For Australia the question is, what is the outlook from here? China is more or less where it wants to be today and with more rail to Mongolia, more Russian output and the like the situation can reasonably be expected to get worse. Mongolia and Russia have high quality coal, and are much closer. That’s some ferocious competition we are facing for a dwindling import pool.

The reply from the right is that we can make it up to other customers but with Korea and Japan committing to decarbonization targets and having ample capacity to achieve them I do not like the coal industry’s odds.

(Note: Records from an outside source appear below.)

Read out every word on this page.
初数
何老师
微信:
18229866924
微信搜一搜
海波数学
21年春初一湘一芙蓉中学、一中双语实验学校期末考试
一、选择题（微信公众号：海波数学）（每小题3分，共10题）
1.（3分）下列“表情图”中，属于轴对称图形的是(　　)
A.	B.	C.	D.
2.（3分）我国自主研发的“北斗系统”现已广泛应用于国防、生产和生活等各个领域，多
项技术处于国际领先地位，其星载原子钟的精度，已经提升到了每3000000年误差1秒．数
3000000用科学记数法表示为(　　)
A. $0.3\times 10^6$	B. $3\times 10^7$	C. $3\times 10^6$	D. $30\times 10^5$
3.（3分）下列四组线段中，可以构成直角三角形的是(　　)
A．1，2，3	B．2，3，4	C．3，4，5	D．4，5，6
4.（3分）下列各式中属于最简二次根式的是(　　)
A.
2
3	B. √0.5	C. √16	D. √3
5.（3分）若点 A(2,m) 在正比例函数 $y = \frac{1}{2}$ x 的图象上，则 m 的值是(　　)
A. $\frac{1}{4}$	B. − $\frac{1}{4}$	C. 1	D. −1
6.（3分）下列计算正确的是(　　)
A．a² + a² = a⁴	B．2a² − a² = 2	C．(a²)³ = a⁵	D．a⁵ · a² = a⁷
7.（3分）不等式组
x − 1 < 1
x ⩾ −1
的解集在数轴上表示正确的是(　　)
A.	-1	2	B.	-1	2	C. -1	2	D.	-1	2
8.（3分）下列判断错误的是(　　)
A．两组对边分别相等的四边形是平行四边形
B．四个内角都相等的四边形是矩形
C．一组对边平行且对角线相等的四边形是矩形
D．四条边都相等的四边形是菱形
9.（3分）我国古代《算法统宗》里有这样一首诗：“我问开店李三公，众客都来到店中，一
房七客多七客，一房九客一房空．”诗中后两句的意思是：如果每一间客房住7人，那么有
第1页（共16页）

Anyone who has followed China’s rail and port build out saw this coming. Japan and Korea are moving away from coal, and India has plenty of its own as well and all are moving towards lower emissions and are eminently capable of doing so. Whether you look at these countries’ capability or intent the future is clear: less coal imports. Australian politicians can cosplay in high visibility vests all they like but any business without customers is not going to stick around long. Similarly, gatekeepers of the China relationship really have little to add here because this has everything to do with domestic policy and international obligations and nothing to do with hurting the feelings of the Chinese people.